If you're wondering how managed storage services will evolve in the business market, perhaps you should keep an eye on the customer industry. There, Hewlett-Packard and a bunch of start-ups are launching online storage services that promote simple file access and file sharing.

Here's a look at how the consumer managed storage market is evolving, and how it may soon impact the small business market.

The latest entry is Hewlett-Packard's Upline, which costs $59 per year for unlimited consumer storage. But TechCrunch is quick to note that the Upline service may appeal to small businesses that want to "take advantage of special licenses and features that allow for central management of multiple accounts."

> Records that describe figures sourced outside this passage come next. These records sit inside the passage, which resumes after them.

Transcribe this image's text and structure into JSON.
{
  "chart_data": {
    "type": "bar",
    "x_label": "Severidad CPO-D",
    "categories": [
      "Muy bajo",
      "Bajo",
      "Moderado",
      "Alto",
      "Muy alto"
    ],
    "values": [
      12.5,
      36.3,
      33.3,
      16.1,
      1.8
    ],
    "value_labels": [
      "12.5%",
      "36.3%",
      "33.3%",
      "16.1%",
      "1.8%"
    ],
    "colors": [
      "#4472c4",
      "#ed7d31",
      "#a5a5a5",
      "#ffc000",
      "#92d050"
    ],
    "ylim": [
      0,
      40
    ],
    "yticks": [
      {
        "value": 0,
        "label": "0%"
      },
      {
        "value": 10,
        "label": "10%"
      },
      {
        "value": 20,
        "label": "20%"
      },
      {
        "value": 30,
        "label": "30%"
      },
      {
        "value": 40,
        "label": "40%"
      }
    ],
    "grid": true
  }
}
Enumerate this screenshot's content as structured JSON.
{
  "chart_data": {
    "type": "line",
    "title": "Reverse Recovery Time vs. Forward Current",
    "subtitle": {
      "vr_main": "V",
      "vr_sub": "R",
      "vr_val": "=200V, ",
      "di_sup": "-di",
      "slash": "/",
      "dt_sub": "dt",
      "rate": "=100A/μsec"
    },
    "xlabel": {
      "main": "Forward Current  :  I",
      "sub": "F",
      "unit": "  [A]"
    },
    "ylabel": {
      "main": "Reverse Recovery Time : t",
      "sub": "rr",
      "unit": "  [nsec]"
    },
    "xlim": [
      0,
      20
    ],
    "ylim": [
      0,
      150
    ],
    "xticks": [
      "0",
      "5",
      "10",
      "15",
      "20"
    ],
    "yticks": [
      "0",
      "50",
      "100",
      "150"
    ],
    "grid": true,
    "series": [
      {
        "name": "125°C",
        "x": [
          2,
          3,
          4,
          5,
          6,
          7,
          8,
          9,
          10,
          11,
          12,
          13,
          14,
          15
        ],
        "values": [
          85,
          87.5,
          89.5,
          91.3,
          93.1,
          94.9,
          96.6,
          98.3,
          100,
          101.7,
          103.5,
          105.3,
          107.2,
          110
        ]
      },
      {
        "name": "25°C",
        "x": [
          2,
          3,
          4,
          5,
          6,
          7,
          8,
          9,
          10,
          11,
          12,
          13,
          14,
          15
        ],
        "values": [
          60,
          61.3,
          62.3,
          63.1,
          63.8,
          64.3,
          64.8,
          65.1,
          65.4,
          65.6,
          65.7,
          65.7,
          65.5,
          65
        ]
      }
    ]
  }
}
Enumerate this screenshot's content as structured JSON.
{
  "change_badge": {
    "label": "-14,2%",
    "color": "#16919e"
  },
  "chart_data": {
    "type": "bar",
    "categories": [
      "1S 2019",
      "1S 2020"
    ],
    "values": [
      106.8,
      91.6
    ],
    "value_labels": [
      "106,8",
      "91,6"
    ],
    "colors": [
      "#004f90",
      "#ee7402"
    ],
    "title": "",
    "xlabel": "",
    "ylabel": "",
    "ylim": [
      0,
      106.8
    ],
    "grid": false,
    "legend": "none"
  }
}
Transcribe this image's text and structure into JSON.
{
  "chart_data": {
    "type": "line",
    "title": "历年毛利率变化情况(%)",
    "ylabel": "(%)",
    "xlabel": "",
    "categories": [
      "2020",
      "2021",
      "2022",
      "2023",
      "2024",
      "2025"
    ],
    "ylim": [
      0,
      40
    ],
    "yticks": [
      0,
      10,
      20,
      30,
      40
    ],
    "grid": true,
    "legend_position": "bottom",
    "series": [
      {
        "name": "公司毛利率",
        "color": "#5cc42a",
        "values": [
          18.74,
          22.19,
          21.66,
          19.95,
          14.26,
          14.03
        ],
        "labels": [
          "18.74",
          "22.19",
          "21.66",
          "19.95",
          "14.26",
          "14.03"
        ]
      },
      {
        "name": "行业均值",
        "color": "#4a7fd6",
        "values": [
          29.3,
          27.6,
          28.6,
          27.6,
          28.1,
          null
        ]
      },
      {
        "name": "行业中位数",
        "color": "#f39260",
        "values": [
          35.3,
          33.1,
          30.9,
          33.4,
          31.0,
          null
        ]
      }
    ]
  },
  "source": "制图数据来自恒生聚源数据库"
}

Other start-ups, such as Dropbox, are designing managed storage services that synchronize with Amazon.com's S3 (Simple Managed Storage) service. And then there's SugarSync, which synchronizes your data across multiple devices.

These consumer-oriented efforts bring four words to mind:

  • Simple
  • Elegant
  • Powerful
  • Cost effective
I'm not suggesting that business-centric managed storage needs to be as simple or as low-cost as consumer services. But I do believe prices for managed storage services will evolve rapidly, for three reasons:
  1. Competition: More than 70 percent of the top MSPs already offer some form of managed storage, according to our MSPmentor 100 survey results.
  2. The typical business doubles its storage requirements every 12 to 18 months, according to Gartner.
  3. At the same time, small businesses can't afford to double their managed storage budgets every 12 to 18 months.
Or can they? Feel free to weigh in on that point.